パンチェン・ラマ11世であるゲンドゥン・チュキ・ニマ(ジェツン・テンジン・ゲンドゥン・イェシェ・ティンレー・プンツォック・ペルサンポ)は、4月25日に24歳となった。
1995年5月14日にダライ・ラマから正式にパンチェン・ラマ11世として認められた直後の5月17日に、家族と一緒に中国当局に拉致され、以後消息を絶っている。当時は6歳だった。既に拉致から18年の時が過ぎ去った。

チベット亡命政府は、中国政府に対し、パンチェン・ラマ11世の消息と解放を要求しているが、一切無視している。このパンチェン・ラマ11世が拉致された時期のチベット自治区党委書は、後に国家主席となる胡錦濤。チベットでは、反中国デモが活発化しており、胡錦濤は、抗議デモを容赦なく弾圧し、逮捕した僧侶には公開裁判の上、死刑判決や長期重労働など重罪判決を言い渡し、無慈悲にチベット民衆と僧侶を圧殺した。
チベット全土が動乱状態にある中、1989年1月28日、パンチェン・ラマ10世が急死した。パンチェン・ラマ10世は当時から毒殺されたとの噂が絶えず、チベット人は胡錦濤が殺害を指示したと考えている。多分真実だろう。

パンチェン・ラマの死去により、抗議デモはますます大規模化し、手に負えなくなった胡錦濤は、共産党史上初めてとなる戒厳令を布告。時に1989年3月8日午前零時。後の天安門事件に先立つもので、この断固たる対応が後の国家主席への道を開くことになったが、チベット民衆を弾圧した胡錦濤の罪は非常に重い。
胡錦濤は、ダライ・ラマと違いチベットに居るパンチェン・ラマ11世も、先代同様に殺されている可能性が高い。チベット人にとってダライ・ラマを太陽。パンチェン・ラマを月であり、民族の存立にかかわる大切な存在として崇敬してきた。中国は、傲慢にも偉大なチベットの大地に根付く霊的血脈を断絶し、中国当局の言いなりとなる「偽パンチェン・ラマ」を擁立した。「偽パンチェン・ラマ」は、中国共産党幹部の子であるギェルツェン・ノルブで、彼は政治局員として中国政府の手先として利用されている。

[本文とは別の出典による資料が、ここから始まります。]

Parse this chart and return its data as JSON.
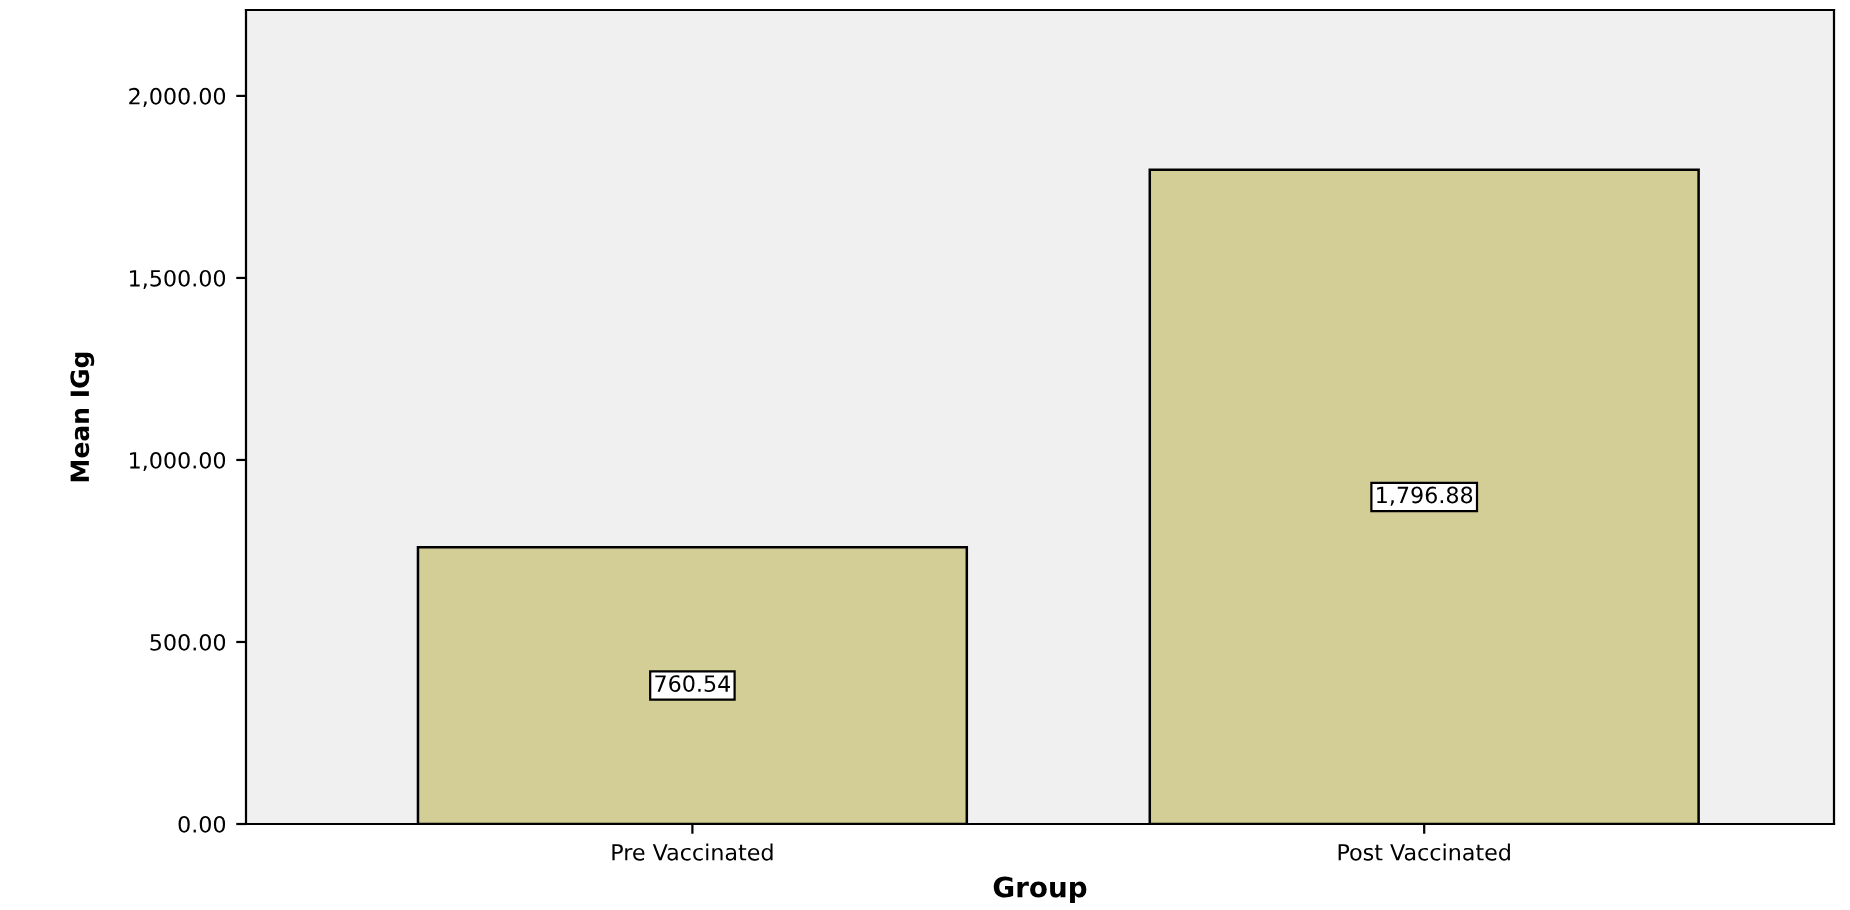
{
  "chart_data": {
    "type": "bar",
    "xlabel": "Group",
    "ylabel": "Mean IGg",
    "categories": [
      "Pre Vaccinated",
      "Post Vaccinated"
    ],
    "values": [
      760.54,
      1796.88
    ],
    "value_labels": [
      "760.54",
      "1,796.88"
    ],
    "color": "#d3cd96",
    "ylim": [
      0,
      2236
    ],
    "yticks": [
      {
        "value": 0,
        "label": "0.00"
      },
      {
        "value": 500,
        "label": "500.00"
      },
      {
        "value": 1000,
        "label": "1,000.00"
      },
      {
        "value": 1500,
        "label": "1,500.00"
      },
      {
        "value": 2000,
        "label": "2,000.00"
      }
    ],
    "grid": false
  }
}
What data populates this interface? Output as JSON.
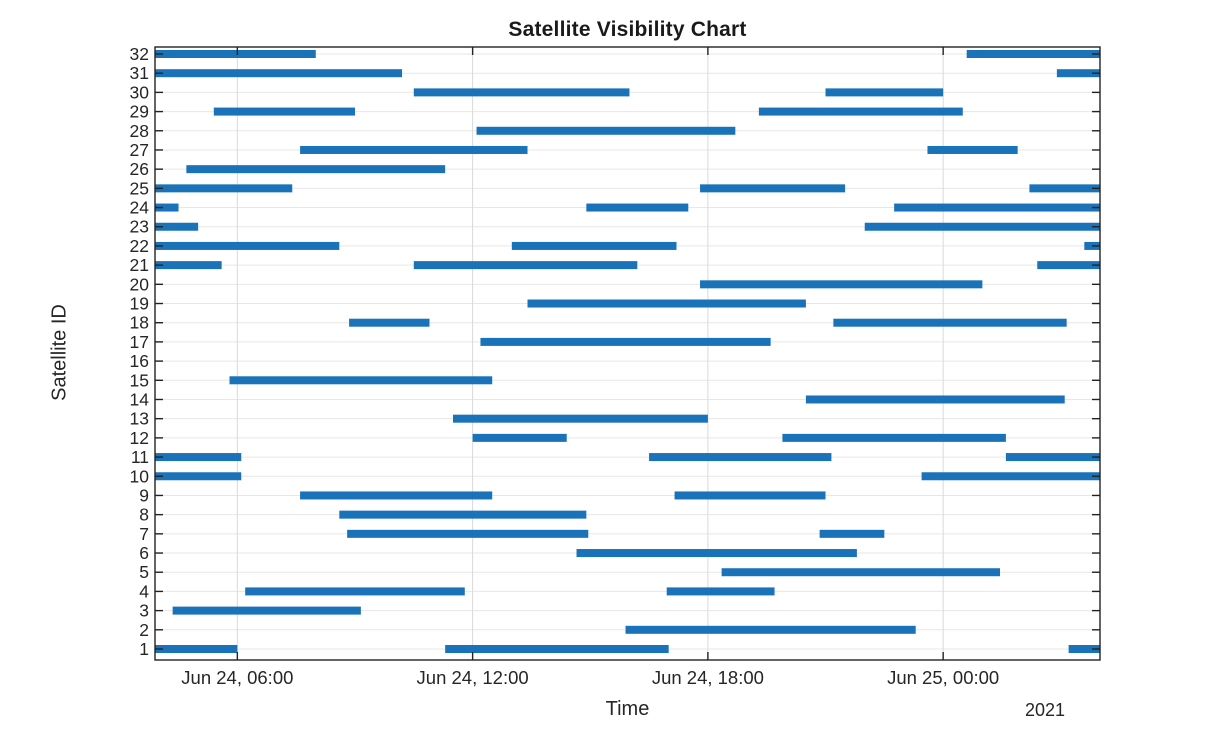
{
  "chart_data": {
    "type": "gantt",
    "title": "Satellite Visibility Chart",
    "xlabel": "Time",
    "ylabel": "Satellite ID",
    "year_label": "2021",
    "time_unit": "hours_after_2021-06-24_00:00",
    "x_range": [
      3.9,
      28.0
    ],
    "x_ticks": [
      {
        "h": 6,
        "label": "Jun 24, 06:00"
      },
      {
        "h": 12,
        "label": "Jun 24, 12:00"
      },
      {
        "h": 18,
        "label": "Jun 24, 18:00"
      },
      {
        "h": 24,
        "label": "Jun 25, 00:00"
      }
    ],
    "grid": true,
    "colors": {
      "bar": "#1A72B8",
      "grid_vertical": "#D9D9D9",
      "grid_horizontal": "#E7E7E7",
      "axis": "#222222",
      "text": "#262626"
    },
    "satellites": [
      {
        "id": 1,
        "windows": [
          [
            3.9,
            6.0
          ],
          [
            11.3,
            17.0
          ],
          [
            27.2,
            28.0
          ]
        ]
      },
      {
        "id": 2,
        "windows": [
          [
            15.9,
            23.3
          ]
        ]
      },
      {
        "id": 3,
        "windows": [
          [
            4.35,
            9.15
          ]
        ]
      },
      {
        "id": 4,
        "windows": [
          [
            6.2,
            11.8
          ],
          [
            16.95,
            19.7
          ]
        ]
      },
      {
        "id": 5,
        "windows": [
          [
            18.35,
            25.45
          ]
        ]
      },
      {
        "id": 6,
        "windows": [
          [
            14.65,
            21.8
          ]
        ]
      },
      {
        "id": 7,
        "windows": [
          [
            8.8,
            14.95
          ],
          [
            20.85,
            22.5
          ]
        ]
      },
      {
        "id": 8,
        "windows": [
          [
            8.6,
            14.9
          ]
        ]
      },
      {
        "id": 9,
        "windows": [
          [
            7.6,
            12.5
          ],
          [
            17.15,
            21.0
          ]
        ]
      },
      {
        "id": 10,
        "windows": [
          [
            3.9,
            6.1
          ],
          [
            23.45,
            28.0
          ]
        ]
      },
      {
        "id": 11,
        "windows": [
          [
            3.9,
            6.1
          ],
          [
            16.5,
            21.15
          ],
          [
            25.6,
            28.0
          ]
        ]
      },
      {
        "id": 12,
        "windows": [
          [
            12.0,
            14.4
          ],
          [
            19.9,
            25.6
          ]
        ]
      },
      {
        "id": 13,
        "windows": [
          [
            11.5,
            18.0
          ]
        ]
      },
      {
        "id": 14,
        "windows": [
          [
            20.5,
            27.1
          ]
        ]
      },
      {
        "id": 15,
        "windows": [
          [
            5.8,
            12.5
          ]
        ]
      },
      {
        "id": 16,
        "windows": []
      },
      {
        "id": 17,
        "windows": [
          [
            12.2,
            19.6
          ]
        ]
      },
      {
        "id": 18,
        "windows": [
          [
            8.85,
            10.9
          ],
          [
            21.2,
            27.15
          ]
        ]
      },
      {
        "id": 19,
        "windows": [
          [
            13.4,
            20.5
          ]
        ]
      },
      {
        "id": 20,
        "windows": [
          [
            17.8,
            25.0
          ]
        ]
      },
      {
        "id": 21,
        "windows": [
          [
            3.9,
            5.6
          ],
          [
            10.5,
            16.2
          ],
          [
            26.4,
            28.0
          ]
        ]
      },
      {
        "id": 22,
        "windows": [
          [
            3.9,
            8.6
          ],
          [
            13.0,
            17.2
          ],
          [
            27.6,
            28.0
          ]
        ]
      },
      {
        "id": 23,
        "windows": [
          [
            3.9,
            5.0
          ],
          [
            22.0,
            28.0
          ]
        ]
      },
      {
        "id": 24,
        "windows": [
          [
            3.9,
            4.5
          ],
          [
            14.9,
            17.5
          ],
          [
            22.75,
            28.0
          ]
        ]
      },
      {
        "id": 25,
        "windows": [
          [
            3.9,
            7.4
          ],
          [
            17.8,
            21.5
          ],
          [
            26.2,
            28.0
          ]
        ]
      },
      {
        "id": 26,
        "windows": [
          [
            4.7,
            11.3
          ]
        ]
      },
      {
        "id": 27,
        "windows": [
          [
            7.6,
            13.4
          ],
          [
            23.6,
            25.9
          ]
        ]
      },
      {
        "id": 28,
        "windows": [
          [
            12.1,
            18.7
          ]
        ]
      },
      {
        "id": 29,
        "windows": [
          [
            5.4,
            9.0
          ],
          [
            19.3,
            24.5
          ]
        ]
      },
      {
        "id": 30,
        "windows": [
          [
            10.5,
            16.0
          ],
          [
            21.0,
            24.0
          ]
        ]
      },
      {
        "id": 31,
        "windows": [
          [
            3.9,
            10.2
          ],
          [
            26.9,
            28.0
          ]
        ]
      },
      {
        "id": 32,
        "windows": [
          [
            3.9,
            8.0
          ],
          [
            24.6,
            28.0
          ]
        ]
      }
    ]
  }
}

しかし、チベットには第二、第三のキャプジェ・ガルチェン・リンポチェが生まれ、中国からのチベット解放に向けて武闘するだろう。我々は歴史的、文化的観点から、また中国の遅れた植民主義を打破するためにもダライ・ラマ亡命政府とチベット武闘派を支援するべきだ。そしてパンチェン・ラマ10世と11世の死についての真実を暴かなくてはならない。
だが、ダライ・ラマ法王が認定したパンチェン・ラマ11世には生きていて欲しいと願うのは、チベットの人たちでだけはないことは重々認識しておくことだ。